Rendezvous is a vital process for connection establishment and recovery in dynamic spectrum access (DSA) networks. Frequency hopping (FH) is an effective rendezvous method that does not rely on a predetermined control channel. Recently, quorum-based FH approaches have been proposed for enabling asynchronous rendezvous between two or more secondary users (SUs). In this paper, we consider two collocated secondary networks, each represented by a pair of SUs. Both networks try to rendezvous concurrently, each aiming at maximizing its rendezvous performance, as measured by the average time-to-rendezvous and the number of rendezvous opportunities. To study this form of coexistence rendezvous, we follow a non-cooperative combinatorial game-theoretic framework, which we refer to as CORE. In this framework, SUs have different preferences towards various available licensed channels.
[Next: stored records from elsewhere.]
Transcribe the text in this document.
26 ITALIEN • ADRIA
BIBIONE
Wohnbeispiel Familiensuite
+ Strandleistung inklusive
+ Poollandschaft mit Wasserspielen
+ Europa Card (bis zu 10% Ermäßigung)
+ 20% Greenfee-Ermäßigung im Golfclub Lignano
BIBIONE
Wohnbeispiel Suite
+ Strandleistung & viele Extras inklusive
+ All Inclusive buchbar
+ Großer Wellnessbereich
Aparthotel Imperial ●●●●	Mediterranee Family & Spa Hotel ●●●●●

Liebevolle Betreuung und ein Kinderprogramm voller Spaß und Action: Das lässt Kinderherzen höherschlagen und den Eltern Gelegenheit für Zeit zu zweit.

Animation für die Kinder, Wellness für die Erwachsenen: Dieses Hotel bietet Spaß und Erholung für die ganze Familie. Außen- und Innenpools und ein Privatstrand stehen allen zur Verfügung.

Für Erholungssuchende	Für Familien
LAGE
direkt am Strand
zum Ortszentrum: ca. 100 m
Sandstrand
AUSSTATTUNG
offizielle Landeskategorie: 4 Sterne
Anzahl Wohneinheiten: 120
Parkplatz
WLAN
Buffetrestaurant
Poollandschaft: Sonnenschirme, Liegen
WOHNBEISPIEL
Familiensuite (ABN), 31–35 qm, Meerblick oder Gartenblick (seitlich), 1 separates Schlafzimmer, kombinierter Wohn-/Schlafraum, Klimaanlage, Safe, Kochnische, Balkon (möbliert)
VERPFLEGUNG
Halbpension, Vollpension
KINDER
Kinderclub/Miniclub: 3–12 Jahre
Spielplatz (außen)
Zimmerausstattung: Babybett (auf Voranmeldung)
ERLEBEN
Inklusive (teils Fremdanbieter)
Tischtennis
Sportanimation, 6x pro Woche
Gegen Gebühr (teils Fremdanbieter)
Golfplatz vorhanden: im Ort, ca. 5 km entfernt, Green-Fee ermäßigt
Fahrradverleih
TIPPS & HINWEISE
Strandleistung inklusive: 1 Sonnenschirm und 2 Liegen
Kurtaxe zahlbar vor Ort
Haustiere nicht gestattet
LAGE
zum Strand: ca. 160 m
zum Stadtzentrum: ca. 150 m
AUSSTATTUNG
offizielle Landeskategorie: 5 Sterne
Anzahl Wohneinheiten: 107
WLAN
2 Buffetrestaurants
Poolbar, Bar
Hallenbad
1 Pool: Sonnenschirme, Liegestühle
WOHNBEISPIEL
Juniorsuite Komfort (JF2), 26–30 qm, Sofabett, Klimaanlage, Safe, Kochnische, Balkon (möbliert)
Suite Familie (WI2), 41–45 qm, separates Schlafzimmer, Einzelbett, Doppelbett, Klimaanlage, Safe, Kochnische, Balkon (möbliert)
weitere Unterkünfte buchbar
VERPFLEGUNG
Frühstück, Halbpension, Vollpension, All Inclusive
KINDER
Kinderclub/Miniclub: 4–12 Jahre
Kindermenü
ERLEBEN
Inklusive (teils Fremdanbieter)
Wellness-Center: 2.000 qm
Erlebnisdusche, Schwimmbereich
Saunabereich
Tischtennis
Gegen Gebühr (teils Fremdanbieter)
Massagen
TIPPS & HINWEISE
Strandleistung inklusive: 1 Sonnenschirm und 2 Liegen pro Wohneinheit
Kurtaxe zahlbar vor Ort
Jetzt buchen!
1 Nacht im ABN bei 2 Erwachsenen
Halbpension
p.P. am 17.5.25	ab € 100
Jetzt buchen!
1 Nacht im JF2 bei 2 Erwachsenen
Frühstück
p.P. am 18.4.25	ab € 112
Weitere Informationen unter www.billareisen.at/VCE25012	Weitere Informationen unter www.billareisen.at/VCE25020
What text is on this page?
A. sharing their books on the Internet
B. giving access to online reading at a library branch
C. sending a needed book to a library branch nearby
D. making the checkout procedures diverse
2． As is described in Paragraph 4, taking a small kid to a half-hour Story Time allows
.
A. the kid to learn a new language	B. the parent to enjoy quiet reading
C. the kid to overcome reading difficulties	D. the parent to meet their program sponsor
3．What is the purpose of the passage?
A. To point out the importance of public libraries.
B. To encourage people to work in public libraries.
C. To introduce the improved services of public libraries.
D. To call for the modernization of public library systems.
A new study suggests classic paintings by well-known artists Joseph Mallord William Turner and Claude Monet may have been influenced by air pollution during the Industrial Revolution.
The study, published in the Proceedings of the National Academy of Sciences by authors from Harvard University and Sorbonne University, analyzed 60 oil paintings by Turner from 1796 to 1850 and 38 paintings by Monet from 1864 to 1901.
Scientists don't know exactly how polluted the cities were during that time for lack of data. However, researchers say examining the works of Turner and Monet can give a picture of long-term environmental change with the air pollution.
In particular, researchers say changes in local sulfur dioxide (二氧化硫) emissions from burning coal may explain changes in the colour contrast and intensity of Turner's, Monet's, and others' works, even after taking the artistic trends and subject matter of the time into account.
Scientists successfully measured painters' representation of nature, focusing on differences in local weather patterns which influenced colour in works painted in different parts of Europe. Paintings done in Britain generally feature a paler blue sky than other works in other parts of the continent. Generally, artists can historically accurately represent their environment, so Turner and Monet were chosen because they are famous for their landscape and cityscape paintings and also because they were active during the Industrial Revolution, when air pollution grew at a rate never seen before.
Assuming first that SUs are time-synchronized, we formulate the interactions between the two networks as a two-player symmetric combinatorial game. We show the existence and uniqueness of a finite-population evolutionary stable strategy for this game. Furthermore, we conjecture that the game attains a pure-strategy Nash equilibrium (NE) for a wide range of design parameters. We also show that when SU pairs have the same preference towards all available channels, our game is an exact potential game, and hence the sequential best-response update is guaranteed to converge to a pure-strategy NE. We then study the time-asynchronous rendezvous game when SU pairs have the same preference towards all available channels. In this case, the game is also shown to be an exact potential game.